You don’t know if that’s reassuring or not.
“Now,” Death says, and you never should forget that this lady in black with her Mickey Mouse brooches, is Death, “We are at a crossroads, and it isn’t for me to ignore the symbolism. Here things are thinnest. “
You want to mention the cherub, but you’re still not sure if you actually saw it, and your ears are ringing.
“You’ve two choices. Down Queen St Mall to the Blast Doors out the front of MacArthur Chambers, I can feel another soul there. One that we must see to, and soon. It’s been left too long.” A bird lands on her shoulder. A crow, it seems to whisper in her ear. And she nods her head.
“Or, my Avian has just informed me that there is a darkness lurking in King George Square. It is contained for now, but I would like to see you deal with it.”
MacArthur Chambers: Do you really want to face another dead soul so soon after the first almost gave you a flat face?
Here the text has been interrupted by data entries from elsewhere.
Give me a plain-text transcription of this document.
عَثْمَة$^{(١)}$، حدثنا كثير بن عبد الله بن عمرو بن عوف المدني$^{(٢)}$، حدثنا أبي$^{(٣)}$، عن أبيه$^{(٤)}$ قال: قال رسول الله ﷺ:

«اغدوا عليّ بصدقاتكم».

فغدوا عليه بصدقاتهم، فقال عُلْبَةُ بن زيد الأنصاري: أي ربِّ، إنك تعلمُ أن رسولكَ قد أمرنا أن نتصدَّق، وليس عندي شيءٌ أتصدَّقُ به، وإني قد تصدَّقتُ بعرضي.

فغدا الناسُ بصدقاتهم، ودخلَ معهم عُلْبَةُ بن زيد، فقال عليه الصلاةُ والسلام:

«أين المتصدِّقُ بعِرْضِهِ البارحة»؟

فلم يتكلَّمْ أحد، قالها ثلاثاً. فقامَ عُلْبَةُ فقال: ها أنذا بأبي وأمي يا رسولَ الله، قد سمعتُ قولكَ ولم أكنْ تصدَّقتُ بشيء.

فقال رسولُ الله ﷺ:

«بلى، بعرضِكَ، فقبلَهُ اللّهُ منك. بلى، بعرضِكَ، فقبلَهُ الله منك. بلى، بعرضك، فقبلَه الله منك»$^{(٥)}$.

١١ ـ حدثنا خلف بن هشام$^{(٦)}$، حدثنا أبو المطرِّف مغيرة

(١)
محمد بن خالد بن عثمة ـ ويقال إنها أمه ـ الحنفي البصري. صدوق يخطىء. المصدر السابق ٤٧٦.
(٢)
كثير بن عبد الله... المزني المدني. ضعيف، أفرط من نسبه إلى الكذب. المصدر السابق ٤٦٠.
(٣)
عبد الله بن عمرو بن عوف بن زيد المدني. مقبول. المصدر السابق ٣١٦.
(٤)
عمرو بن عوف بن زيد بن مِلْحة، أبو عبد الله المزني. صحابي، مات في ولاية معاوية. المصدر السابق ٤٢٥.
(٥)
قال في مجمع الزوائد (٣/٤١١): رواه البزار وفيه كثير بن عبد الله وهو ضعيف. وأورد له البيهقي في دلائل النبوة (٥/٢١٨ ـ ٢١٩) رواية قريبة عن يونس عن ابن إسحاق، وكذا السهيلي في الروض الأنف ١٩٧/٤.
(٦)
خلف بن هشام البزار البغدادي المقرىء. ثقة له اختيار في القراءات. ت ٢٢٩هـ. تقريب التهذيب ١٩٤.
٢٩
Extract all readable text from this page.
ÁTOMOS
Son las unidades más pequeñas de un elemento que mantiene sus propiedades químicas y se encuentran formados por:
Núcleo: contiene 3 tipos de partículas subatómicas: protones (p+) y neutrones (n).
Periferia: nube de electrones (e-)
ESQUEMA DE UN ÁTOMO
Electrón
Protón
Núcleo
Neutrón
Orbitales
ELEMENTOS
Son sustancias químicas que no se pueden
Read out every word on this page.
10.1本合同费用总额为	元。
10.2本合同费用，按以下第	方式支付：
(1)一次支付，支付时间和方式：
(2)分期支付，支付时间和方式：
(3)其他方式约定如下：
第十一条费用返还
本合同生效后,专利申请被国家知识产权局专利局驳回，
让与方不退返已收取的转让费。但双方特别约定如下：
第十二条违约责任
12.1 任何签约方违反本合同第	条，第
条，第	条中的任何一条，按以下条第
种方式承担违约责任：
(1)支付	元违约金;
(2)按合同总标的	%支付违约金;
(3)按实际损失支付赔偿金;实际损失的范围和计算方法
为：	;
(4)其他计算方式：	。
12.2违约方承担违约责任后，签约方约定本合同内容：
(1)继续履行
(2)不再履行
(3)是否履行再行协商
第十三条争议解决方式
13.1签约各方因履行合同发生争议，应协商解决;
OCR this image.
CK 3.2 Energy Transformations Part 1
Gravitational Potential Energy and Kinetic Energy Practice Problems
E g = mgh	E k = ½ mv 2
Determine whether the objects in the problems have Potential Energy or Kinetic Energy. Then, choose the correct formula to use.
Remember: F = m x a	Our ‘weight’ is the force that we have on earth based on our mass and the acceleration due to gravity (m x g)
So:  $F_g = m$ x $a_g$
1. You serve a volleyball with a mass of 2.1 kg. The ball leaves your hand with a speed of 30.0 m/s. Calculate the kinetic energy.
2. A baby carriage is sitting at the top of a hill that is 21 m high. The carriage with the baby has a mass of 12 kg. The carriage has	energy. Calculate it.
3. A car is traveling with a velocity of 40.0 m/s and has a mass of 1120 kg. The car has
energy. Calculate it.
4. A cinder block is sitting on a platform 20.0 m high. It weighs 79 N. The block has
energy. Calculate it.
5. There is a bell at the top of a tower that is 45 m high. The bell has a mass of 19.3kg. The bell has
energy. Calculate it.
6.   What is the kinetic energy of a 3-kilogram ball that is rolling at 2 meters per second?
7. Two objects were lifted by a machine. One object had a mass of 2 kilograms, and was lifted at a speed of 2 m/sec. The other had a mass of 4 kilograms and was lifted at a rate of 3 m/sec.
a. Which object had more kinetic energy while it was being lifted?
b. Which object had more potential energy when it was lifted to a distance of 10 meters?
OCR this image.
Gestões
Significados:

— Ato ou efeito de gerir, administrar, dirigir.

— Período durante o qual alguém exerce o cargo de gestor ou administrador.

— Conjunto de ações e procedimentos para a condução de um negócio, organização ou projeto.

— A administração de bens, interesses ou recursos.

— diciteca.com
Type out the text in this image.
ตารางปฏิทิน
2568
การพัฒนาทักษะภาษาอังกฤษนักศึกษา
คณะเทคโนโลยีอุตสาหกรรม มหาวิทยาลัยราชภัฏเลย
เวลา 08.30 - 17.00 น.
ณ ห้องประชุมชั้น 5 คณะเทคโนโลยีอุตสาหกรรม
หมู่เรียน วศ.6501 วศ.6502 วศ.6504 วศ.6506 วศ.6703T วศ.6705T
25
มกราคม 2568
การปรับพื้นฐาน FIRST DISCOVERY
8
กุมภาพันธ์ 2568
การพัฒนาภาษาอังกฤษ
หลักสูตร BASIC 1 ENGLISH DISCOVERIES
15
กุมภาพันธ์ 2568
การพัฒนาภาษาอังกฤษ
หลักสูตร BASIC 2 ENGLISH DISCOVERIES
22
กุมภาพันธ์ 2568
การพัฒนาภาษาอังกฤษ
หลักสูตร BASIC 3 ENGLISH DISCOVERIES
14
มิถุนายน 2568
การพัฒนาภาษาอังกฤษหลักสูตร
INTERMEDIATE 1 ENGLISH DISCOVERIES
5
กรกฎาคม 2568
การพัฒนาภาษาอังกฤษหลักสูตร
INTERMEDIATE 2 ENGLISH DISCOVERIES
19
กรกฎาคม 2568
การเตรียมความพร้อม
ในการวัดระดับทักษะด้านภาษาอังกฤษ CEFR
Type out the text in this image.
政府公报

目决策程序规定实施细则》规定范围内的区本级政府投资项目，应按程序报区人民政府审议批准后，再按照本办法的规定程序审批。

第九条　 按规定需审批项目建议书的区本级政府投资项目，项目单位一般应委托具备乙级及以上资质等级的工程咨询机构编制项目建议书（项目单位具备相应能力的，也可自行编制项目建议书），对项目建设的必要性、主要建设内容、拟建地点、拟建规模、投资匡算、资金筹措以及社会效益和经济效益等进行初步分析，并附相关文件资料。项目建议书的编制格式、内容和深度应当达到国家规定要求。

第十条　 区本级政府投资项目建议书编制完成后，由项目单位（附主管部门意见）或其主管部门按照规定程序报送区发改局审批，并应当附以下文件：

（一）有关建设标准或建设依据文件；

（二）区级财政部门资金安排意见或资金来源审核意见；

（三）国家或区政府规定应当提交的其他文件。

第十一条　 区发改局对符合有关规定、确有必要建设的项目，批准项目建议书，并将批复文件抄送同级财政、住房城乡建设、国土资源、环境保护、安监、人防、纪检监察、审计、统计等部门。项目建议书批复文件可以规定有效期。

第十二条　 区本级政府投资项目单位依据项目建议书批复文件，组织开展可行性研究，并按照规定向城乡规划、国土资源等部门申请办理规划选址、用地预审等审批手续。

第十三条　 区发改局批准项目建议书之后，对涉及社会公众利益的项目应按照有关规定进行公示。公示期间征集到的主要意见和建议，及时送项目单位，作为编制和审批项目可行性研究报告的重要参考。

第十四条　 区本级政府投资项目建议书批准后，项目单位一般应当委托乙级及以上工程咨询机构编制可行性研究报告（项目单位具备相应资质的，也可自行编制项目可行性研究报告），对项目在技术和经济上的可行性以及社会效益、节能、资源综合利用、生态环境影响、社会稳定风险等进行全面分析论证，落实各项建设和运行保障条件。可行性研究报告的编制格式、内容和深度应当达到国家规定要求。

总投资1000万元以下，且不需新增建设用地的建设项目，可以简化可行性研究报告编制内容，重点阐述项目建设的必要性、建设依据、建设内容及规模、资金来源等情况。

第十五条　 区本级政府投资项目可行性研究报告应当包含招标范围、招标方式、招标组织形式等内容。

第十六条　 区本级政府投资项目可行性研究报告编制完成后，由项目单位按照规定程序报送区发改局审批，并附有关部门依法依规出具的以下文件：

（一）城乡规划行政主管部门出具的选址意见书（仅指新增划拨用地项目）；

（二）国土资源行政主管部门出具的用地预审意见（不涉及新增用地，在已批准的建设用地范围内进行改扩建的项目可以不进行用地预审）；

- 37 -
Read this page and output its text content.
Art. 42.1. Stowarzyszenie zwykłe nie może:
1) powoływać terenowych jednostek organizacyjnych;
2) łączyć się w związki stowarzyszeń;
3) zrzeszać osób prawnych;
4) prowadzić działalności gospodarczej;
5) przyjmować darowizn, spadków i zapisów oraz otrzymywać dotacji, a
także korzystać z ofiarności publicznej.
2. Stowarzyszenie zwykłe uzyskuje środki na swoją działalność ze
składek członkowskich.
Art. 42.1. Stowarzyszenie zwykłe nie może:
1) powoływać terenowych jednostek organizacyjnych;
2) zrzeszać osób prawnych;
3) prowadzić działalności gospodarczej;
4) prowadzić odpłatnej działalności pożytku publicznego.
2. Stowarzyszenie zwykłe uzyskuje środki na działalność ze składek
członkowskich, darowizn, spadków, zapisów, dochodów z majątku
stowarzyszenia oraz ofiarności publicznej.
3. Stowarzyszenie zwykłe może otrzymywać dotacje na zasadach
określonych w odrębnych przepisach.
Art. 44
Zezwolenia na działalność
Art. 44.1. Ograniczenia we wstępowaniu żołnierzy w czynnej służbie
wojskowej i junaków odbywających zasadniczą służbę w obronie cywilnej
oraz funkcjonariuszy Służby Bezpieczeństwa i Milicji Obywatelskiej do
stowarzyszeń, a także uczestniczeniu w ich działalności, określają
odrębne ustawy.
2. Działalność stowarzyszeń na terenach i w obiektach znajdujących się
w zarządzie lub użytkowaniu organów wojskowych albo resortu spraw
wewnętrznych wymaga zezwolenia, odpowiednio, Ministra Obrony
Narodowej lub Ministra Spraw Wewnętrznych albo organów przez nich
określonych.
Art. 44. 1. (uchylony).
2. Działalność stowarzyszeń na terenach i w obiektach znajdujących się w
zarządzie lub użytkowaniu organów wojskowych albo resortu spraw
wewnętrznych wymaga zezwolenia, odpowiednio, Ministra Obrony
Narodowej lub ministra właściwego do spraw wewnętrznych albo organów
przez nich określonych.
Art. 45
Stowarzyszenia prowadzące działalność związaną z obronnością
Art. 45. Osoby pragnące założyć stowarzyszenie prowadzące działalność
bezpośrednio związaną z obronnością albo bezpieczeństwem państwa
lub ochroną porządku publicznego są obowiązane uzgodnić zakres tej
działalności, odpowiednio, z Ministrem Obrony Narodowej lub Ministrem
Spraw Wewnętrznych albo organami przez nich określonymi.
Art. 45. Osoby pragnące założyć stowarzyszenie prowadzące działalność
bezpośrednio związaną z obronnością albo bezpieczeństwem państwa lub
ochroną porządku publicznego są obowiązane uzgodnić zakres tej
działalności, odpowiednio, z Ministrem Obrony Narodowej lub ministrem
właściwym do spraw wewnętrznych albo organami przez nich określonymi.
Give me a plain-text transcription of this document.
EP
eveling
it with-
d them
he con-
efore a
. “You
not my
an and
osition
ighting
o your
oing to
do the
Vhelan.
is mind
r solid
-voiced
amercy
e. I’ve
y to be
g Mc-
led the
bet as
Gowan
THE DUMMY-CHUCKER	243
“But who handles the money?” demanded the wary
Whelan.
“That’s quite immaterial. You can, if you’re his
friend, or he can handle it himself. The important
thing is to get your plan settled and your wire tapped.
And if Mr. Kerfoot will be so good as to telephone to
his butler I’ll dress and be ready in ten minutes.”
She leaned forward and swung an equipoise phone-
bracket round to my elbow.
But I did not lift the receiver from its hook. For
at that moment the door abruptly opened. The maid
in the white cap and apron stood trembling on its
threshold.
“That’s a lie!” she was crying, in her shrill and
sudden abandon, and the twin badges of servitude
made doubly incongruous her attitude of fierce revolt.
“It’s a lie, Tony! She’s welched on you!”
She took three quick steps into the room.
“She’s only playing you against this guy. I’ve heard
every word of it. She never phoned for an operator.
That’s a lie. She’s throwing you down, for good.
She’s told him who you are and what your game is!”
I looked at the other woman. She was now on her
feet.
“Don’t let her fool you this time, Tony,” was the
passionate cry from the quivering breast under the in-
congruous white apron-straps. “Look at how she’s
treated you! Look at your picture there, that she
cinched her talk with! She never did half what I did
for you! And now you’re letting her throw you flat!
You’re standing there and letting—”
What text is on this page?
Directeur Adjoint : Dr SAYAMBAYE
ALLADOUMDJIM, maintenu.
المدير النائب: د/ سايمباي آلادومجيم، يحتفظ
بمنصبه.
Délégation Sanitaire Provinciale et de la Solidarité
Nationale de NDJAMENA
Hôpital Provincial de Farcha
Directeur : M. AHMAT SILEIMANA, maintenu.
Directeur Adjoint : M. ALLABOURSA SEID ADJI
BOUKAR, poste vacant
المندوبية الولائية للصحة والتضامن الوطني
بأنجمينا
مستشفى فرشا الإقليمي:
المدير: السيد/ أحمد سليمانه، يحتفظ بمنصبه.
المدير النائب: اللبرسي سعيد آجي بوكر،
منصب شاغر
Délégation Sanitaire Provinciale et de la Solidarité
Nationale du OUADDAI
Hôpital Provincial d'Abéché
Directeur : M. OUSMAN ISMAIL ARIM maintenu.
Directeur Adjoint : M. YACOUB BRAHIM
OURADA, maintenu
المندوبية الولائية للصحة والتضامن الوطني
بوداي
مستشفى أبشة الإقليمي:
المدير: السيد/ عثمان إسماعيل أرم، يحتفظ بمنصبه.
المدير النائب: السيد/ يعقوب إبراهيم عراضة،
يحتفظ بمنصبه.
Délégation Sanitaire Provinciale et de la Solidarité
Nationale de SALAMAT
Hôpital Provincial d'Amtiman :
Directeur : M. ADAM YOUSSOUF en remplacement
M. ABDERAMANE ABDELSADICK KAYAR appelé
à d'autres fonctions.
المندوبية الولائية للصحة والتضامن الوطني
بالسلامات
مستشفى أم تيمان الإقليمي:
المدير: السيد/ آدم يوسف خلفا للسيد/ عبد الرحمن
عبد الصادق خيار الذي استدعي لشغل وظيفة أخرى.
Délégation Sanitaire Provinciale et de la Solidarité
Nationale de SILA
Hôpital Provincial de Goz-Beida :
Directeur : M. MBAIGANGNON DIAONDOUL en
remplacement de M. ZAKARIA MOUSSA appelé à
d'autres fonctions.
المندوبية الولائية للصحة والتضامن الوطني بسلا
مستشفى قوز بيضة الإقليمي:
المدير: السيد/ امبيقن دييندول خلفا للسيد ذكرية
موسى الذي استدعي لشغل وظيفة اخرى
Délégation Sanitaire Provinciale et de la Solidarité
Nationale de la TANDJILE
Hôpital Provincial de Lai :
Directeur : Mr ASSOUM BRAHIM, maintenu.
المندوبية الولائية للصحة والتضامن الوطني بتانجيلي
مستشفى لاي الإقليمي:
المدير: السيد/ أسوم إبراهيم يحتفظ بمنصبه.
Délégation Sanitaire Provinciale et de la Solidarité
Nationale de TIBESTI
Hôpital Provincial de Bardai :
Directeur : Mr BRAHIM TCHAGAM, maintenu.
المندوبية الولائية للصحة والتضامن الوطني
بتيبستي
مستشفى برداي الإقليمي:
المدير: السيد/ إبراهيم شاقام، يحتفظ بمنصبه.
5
If you decide to redeem your botched attempt to help a soul, continue along Queen St Mall, with Albert St at your back, and cross Edward St to MacArthur Chamber’s impressive blast doors, and stand near the wave-shaped bench.
Speaker’s Corner: Or does this lurking darkness ring alarm bells? Then King George Square awaits, head to the benches in Speaker’s Corner above the carpark. Just walk down Albert towards Adelaide St, cross with the lights, and onto the Square turn right past the café, and head towards the statues of speakers in that corner.